After that, I built the routine system.
Creating Routines
A routine is a sequence of exercises with:
- Sets and reps (or duration for timed exercises like planks)
- Weight (for gym exercises)
- Rest periods between sets
- Exercise images/GIFs for reference
- Two-sided flag (for exercises like side planks)
The Player
The killer feature is the workout player - execute routines like you do in Freeletics:
- Exercise display - Current exercise with image, reps/duration, and weight
- Preparation countdown - 5 seconds with beeps before timed exercises
- Timer - For duration-based exercises, with countdown for the last 5 seconds
- Rest timer - Circular progress between sets
- Audio cues - Beeps, completion sounds, even voice countdown
The interface is designed for the gym - big buttons, clear typography, works when you’re sweating.
Adjusting on the Fly
During a workout, you can:
- Adjust reps/weight/duration for the current set
- Add extra sets if you’re feeling strong
- Skip sets or exercises if something hurts
- Save changes back to the routine
That last one is key. Increase the weight on bench press, tap “Save to Routine”, and next week starts with that weight.
Resume Feature
If you exit mid-workout, progress is saved to localStorage. Come back within an hour and you can resume exactly where you left off.
Little by Little
The player didn’t ship with all these features. I built it little by little:
- First version: just showed the exercise and a “Done” button
- Then I added the timer for timed exercises
- Then rest periods between sets
- Then audio feedback
- Then the adjust controls
- Then the resume feature
Each addition came when I actually needed it during a workout. Now it feels pretty solid.
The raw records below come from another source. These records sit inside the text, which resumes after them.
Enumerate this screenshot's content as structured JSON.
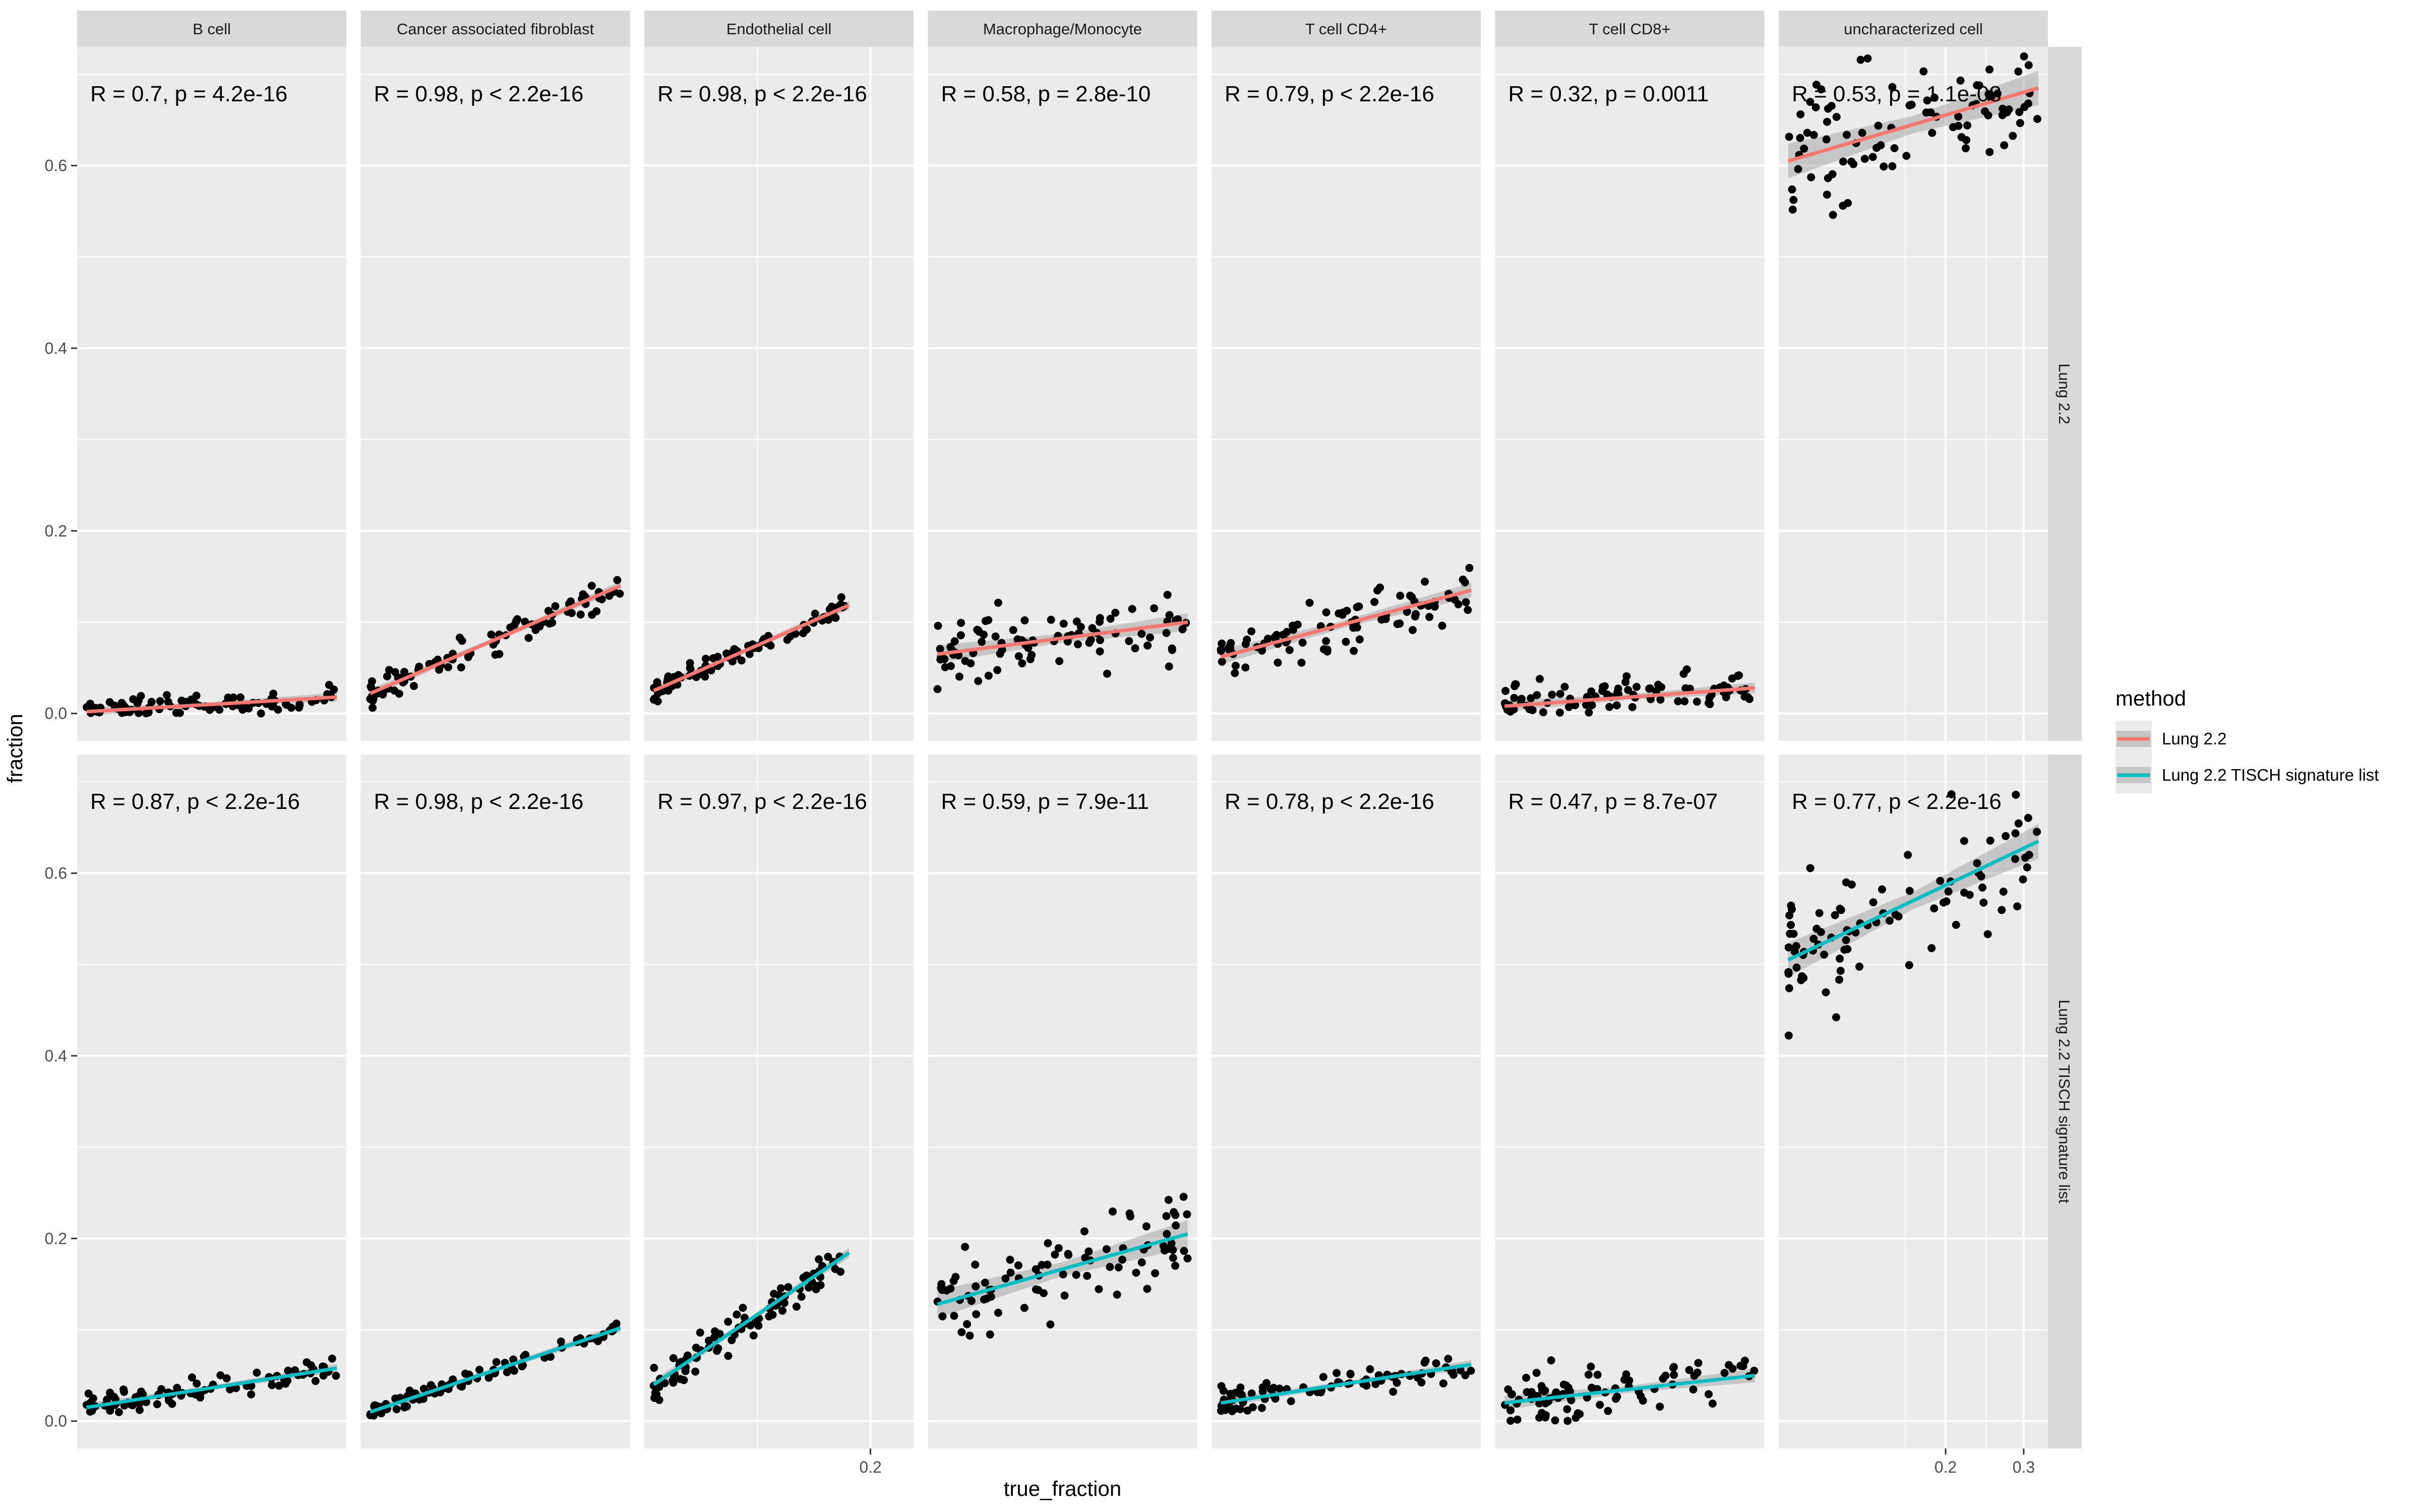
{
  "chart_data": {
    "type": "scatter",
    "xlabel": "true_fraction",
    "ylabel": "fraction",
    "legend": {
      "title": "method",
      "position": "right",
      "entries": [
        {
          "label": "Lung 2.2",
          "color": "#F8766D"
        },
        {
          "label": "Lung 2.2 TISCH signature list",
          "color": "#00BFC4"
        }
      ]
    },
    "columns": [
      "B cell",
      "Cancer associated fibroblast",
      "Endothelial cell",
      "Macrophage/Monocyte",
      "T cell CD4+",
      "T cell CD8+",
      "uncharacterized cell"
    ],
    "rows": [
      "Lung 2.2",
      "Lung 2.2 TISCH signature list"
    ],
    "y_ticks": [
      "0.0",
      "0.2",
      "0.4",
      "0.6"
    ],
    "ylim": [
      -0.03,
      0.73
    ],
    "x_ticks": {
      "Endothelial cell": [
        "0.2"
      ],
      "uncharacterized cell": [
        "0.2",
        "0.3"
      ]
    },
    "grid": true,
    "smooth_band": "95% confidence band shown in grey",
    "panels": [
      {
        "row": "Lung 2.2",
        "column": "B cell",
        "annotation": "R = 0.7, p = 4.2e-16",
        "fit": [
          [
            0.0,
            0.002
          ],
          [
            1.0,
            0.018
          ]
        ],
        "y_center": [
          0.002,
          0.018
        ],
        "noise": 0.006
      },
      {
        "row": "Lung 2.2",
        "column": "Cancer associated fibroblast",
        "annotation": "R = 0.98, p < 2.2e-16",
        "fit": [
          [
            0.0,
            0.022
          ],
          [
            1.0,
            0.14
          ]
        ],
        "y_center": [
          0.022,
          0.14
        ],
        "noise": 0.008
      },
      {
        "row": "Lung 2.2",
        "column": "Endothelial cell",
        "annotation": "R = 0.98, p < 2.2e-16",
        "fit": [
          [
            0.0,
            0.025
          ],
          [
            1.0,
            0.145
          ]
        ],
        "y_center": [
          0.025,
          0.145
        ],
        "noise": 0.006,
        "x_max": 0.78
      },
      {
        "row": "Lung 2.2",
        "column": "Macrophage/Monocyte",
        "annotation": "R = 0.58, p = 2.8e-10",
        "fit": [
          [
            0.0,
            0.065
          ],
          [
            1.0,
            0.1
          ]
        ],
        "y_center": [
          0.065,
          0.1
        ],
        "noise": 0.018
      },
      {
        "row": "Lung 2.2",
        "column": "T cell CD4+",
        "annotation": "R = 0.79, p < 2.2e-16",
        "fit": [
          [
            0.0,
            0.062
          ],
          [
            1.0,
            0.135
          ]
        ],
        "y_center": [
          0.062,
          0.135
        ],
        "noise": 0.015
      },
      {
        "row": "Lung 2.2",
        "column": "T cell CD8+",
        "annotation": "R = 0.32, p = 0.0011",
        "fit": [
          [
            0.0,
            0.008
          ],
          [
            1.0,
            0.028
          ]
        ],
        "y_center": [
          0.008,
          0.028
        ],
        "noise": 0.011
      },
      {
        "row": "Lung 2.2",
        "column": "uncharacterized cell",
        "annotation": "R = 0.53, p = 1.1e-08",
        "fit": [
          [
            0.0,
            0.605
          ],
          [
            1.0,
            0.685
          ]
        ],
        "y_center": [
          0.605,
          0.685
        ],
        "noise": 0.035
      },
      {
        "row": "Lung 2.2 TISCH signature list",
        "column": "B cell",
        "annotation": "R = 0.87, p < 2.2e-16",
        "fit": [
          [
            0.0,
            0.015
          ],
          [
            1.0,
            0.058
          ]
        ],
        "y_center": [
          0.015,
          0.058
        ],
        "noise": 0.006
      },
      {
        "row": "Lung 2.2 TISCH signature list",
        "column": "Cancer associated fibroblast",
        "annotation": "R = 0.98, p < 2.2e-16",
        "fit": [
          [
            0.0,
            0.01
          ],
          [
            1.0,
            0.102
          ]
        ],
        "y_center": [
          0.01,
          0.102
        ],
        "noise": 0.004
      },
      {
        "row": "Lung 2.2 TISCH signature list",
        "column": "Endothelial cell",
        "annotation": "R = 0.97, p < 2.2e-16",
        "fit": [
          [
            0.0,
            0.04
          ],
          [
            1.0,
            0.225
          ]
        ],
        "y_center": [
          0.04,
          0.225
        ],
        "noise": 0.01,
        "x_max": 0.78
      },
      {
        "row": "Lung 2.2 TISCH signature list",
        "column": "Macrophage/Monocyte",
        "annotation": "R = 0.59, p = 7.9e-11",
        "fit": [
          [
            0.0,
            0.128
          ],
          [
            1.0,
            0.205
          ]
        ],
        "y_center": [
          0.128,
          0.205
        ],
        "noise": 0.028
      },
      {
        "row": "Lung 2.2 TISCH signature list",
        "column": "T cell CD4+",
        "annotation": "R = 0.78, p < 2.2e-16",
        "fit": [
          [
            0.0,
            0.02
          ],
          [
            1.0,
            0.062
          ]
        ],
        "y_center": [
          0.02,
          0.062
        ],
        "noise": 0.008
      },
      {
        "row": "Lung 2.2 TISCH signature list",
        "column": "T cell CD8+",
        "annotation": "R = 0.47, p = 8.7e-07",
        "fit": [
          [
            0.0,
            0.02
          ],
          [
            1.0,
            0.05
          ]
        ],
        "y_center": [
          0.02,
          0.05
        ],
        "noise": 0.014
      },
      {
        "row": "Lung 2.2 TISCH signature list",
        "column": "uncharacterized cell",
        "annotation": "R = 0.77, p < 2.2e-16",
        "fit": [
          [
            0.0,
            0.505
          ],
          [
            1.0,
            0.635
          ]
        ],
        "y_center": [
          0.505,
          0.635
        ],
        "noise": 0.035
      }
    ]
  }
}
What’s Next: Machine Learning
The data is accumulating. Every workout, every run, every heart rate reading. This opens up possibilities:
- Progress prediction - When will I hit my next PR?
- Fatigue detection - HR patterns suggesting I need rest
- Routine optimization - Which combinations lead to best gains?
- Anomaly detection - Alert when something looks off
Having the raw data under my control makes this possible. With cloud services, you’re limited to whatever analytics they expose.
Lessons Learned
1. Start with what you need. Watch connection first, because that was the core problem. Routines came later when wger frustrated me enough.
2. Iterate in production. CI/CD from day one meant I could test real workouts immediately. Found problems faster that way.
3. Build for yourself. I’m not trying to compete with Strava or Freeletics. I just needed something that works for me. That freedom to be opinionated made development faster.
In future posts: Elevation correction with DEM data, Grade Adjusted Pace for hilly runs, and the stats dashboard.